Creating file of size x

[Jan Danielsson]

Hello all,

Is there any way to create a file with a specified size?

 

[Erik Max Francis]

Is there any way to create a file with a specified size?

What do you want to put in the file? Once you've answered that
question, the solution should present itself.

 

[Jan Danielsson]

What do you want to put in the file? Once you've answered that
question, the solution should present itself.

Check blocks from an FEC-encoder (Freenet, more specifically).

The problem is that the design I'm working on won't guarantee what
order the blocks will be returned in -- so I need to be able to seek to
block n's location and write the ckeck block. Next block could be m,
where m < n. So, they aren't continous.

 

[Grant Edwards]

Is there any way to create a file with a specified size?

Sure:

1) Open a new file for writing.
2) Seek to "specified size"-1.
3) Write one byte.

 

[Grant Edwards]

Check blocks from an FEC-encoder (Freenet, more specifically).

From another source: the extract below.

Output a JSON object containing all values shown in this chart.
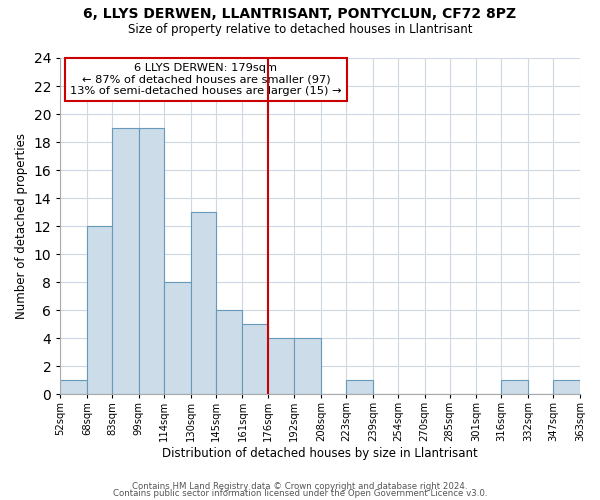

The problem is that the design I'm working on won't guarantee what
order the blocks will be returned in -- so I need to be able to seek to
block n's location and write the ckeck block.

Exactly. And precisely how did that fail?

Next block could be m, where m < n. So, they aren't continous.

If you do a seek before each write, it doesn't matter.

 

[Jan Danielsson]

Exactly. And precisely how did that fail?

It didn't -- but that's on my platform; I have no idea how it'll work
on another platform; which is why I wanted to be able to first create
the file of the specified size, and then start writing to it.

If you do a seek before each write, it doesn't matter.

According to Python, posix, Linux, Windows, ANSI-C?

 

[Andrew Dalke]

Is there any way to create a file with a specified size?

Besides the simple

def make_empty_file(filename, size):
f = open(filename, "wb")
f.write("\0" * size)
f.close()

?

If the file is large, try (after testing and fixing any
bugs):

def make_empty_file(filename, size, block = 32*1024):
f = open(filename, "wb")
written = 0
s = "\0" * block
for i in range(size//block):
f.write(s)
remainder = size%block
f.write(s[:remainder])
f.close()

As Grant Edwards pointed out, you can do a seek(size-1)
but I don't know if it's fully portable.

Andrew
(e-mail address removed)

 

[Grant Edwards]

It didn't -- but that's on my platform;

What sort of programmer are you? If it works on your computer,
it's done, ship it!

I have no idea how it'll work on another platform; which is
why I wanted to be able to first create the file of the
specified size, and then start writing to it.


According to Python, posix, Linux, Windows, ANSI-C?

Good question. The Python documentation for the file object's
seek method is mute on the the topic of seeking past EOF. I
believe the observed behavior is required by POSIX, SVr4, and
BSD for lseek() (which, I presume, is what Python calls on
those platforms). That should have you covered for all of the
Linux and Linux-like OSes (included Mac OS X).

Under Win32, I don't know if there's an lseek() or what it
does.

I would guess that whoever wrote the file object's seek()
method went to some effort to make sure it works the same on
all platforms.

As somebody else pointed out, the following should work:

f = file('name','wb')
f.write('\x00' * requiredFileLength)

Then just do f.seek()/f.write() as the blocks come in.